Canadian research has shown that less than 10 per cent of treatments in feedlots involve drugs used in human medicine. This includes the very important fluoroquinolones such as Baytril A 100 and cephalosporins like Excenel and Exceed. These classes of drugs are used as a last resort to treat very serious infections in humans and animals. The so-called high-category macrolides like Micotil and Draxxin are again used sparingly to treat sick animals. The medium-category tetracyclines like Liquamycin and Aureomycin that are less crucial in human medicine make up a larger share of the 10 per cent.
The other 90 per cent consist of ionophores like Rumensin that are not used in human medicine. Resistance to them would be problematic for cattle producers but not for medical doctors.
Thankfully the Canadian Cattlemen’s Association (CCA) and other livestock organizations have been at the table as this action plan was being concocted. Their role will be to keep insisting on science-based solutions. Nothing new there. The CCA has been preaching prudent drug use since the mid-1990s first through its Quality Starts Here program and more recently with its Verified Beef Production modules. A new one on biosecurity will offer best management practices to minimize the risk of introducing and spreading a disease within the herd.

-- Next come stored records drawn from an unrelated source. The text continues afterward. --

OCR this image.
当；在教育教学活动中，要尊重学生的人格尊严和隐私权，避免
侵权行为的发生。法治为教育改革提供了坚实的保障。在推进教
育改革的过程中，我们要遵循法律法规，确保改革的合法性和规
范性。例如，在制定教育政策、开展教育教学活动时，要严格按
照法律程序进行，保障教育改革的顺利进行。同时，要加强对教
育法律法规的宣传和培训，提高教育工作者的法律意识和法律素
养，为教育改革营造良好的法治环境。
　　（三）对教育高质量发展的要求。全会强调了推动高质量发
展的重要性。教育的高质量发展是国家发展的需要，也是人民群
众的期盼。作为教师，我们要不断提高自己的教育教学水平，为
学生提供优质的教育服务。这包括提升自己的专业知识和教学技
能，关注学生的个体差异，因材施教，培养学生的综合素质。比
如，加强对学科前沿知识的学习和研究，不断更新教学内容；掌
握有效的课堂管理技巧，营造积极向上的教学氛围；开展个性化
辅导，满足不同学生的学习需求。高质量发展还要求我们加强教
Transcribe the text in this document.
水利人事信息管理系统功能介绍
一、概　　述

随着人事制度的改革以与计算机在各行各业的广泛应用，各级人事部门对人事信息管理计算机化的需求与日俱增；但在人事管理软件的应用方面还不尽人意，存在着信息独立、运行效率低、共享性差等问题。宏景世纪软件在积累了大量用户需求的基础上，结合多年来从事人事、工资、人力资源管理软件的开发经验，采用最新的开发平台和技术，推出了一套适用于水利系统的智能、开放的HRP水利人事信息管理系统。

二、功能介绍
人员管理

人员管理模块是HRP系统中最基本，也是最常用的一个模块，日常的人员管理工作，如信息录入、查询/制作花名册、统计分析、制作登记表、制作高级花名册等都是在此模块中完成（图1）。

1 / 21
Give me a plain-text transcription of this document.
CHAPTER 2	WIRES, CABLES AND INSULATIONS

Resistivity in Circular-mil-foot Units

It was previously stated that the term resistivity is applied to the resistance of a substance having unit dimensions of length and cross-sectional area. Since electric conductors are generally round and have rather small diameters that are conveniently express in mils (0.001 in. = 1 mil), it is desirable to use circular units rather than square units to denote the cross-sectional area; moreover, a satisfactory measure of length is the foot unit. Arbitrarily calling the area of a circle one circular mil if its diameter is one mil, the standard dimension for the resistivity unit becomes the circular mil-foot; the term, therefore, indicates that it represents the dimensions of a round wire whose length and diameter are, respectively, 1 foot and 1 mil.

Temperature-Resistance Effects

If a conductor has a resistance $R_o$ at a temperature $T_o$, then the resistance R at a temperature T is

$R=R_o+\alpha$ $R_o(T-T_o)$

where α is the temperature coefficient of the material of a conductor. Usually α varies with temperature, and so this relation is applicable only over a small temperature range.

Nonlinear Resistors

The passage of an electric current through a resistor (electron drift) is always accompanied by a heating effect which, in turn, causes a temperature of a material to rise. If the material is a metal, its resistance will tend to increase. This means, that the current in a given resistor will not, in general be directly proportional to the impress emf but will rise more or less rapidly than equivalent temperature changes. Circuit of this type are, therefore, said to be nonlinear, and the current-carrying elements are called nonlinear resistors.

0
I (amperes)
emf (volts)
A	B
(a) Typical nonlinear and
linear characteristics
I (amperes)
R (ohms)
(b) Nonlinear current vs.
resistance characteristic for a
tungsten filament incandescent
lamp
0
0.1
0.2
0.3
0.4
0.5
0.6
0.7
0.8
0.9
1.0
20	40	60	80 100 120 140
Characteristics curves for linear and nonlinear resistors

Even the best biosecurity measures including vaccinations cannot avoid all bacterial infections so there will always be a need for antibiotics to preserve the health of today’s cattle.
This is where we are bound to see more regulation as this action plan moves ahead. It’s already happening. Health Canada last month served notice that it intends to tighten the oversight on own-use permits for imported active pharmaceutical ingredients. The changes would exclude drugs sold by prescription, medically important drugs, medicated premixes for livestock feed and drugs for which Canada has not established a a maximum residue limit.
Meanwhile the Veterinary Drug Directorate of Health Canada has asked the industry to remove growth promotion claims. Food firms like McDonald’s and Costco are getting into the game and even the auditor general of Canada has issued a report on antimicrobial resistance.
This topic is starting to have the smell of powder keg about it. Let’s hope the Health Canada action plan can keep the discussion focused on reality determined by science.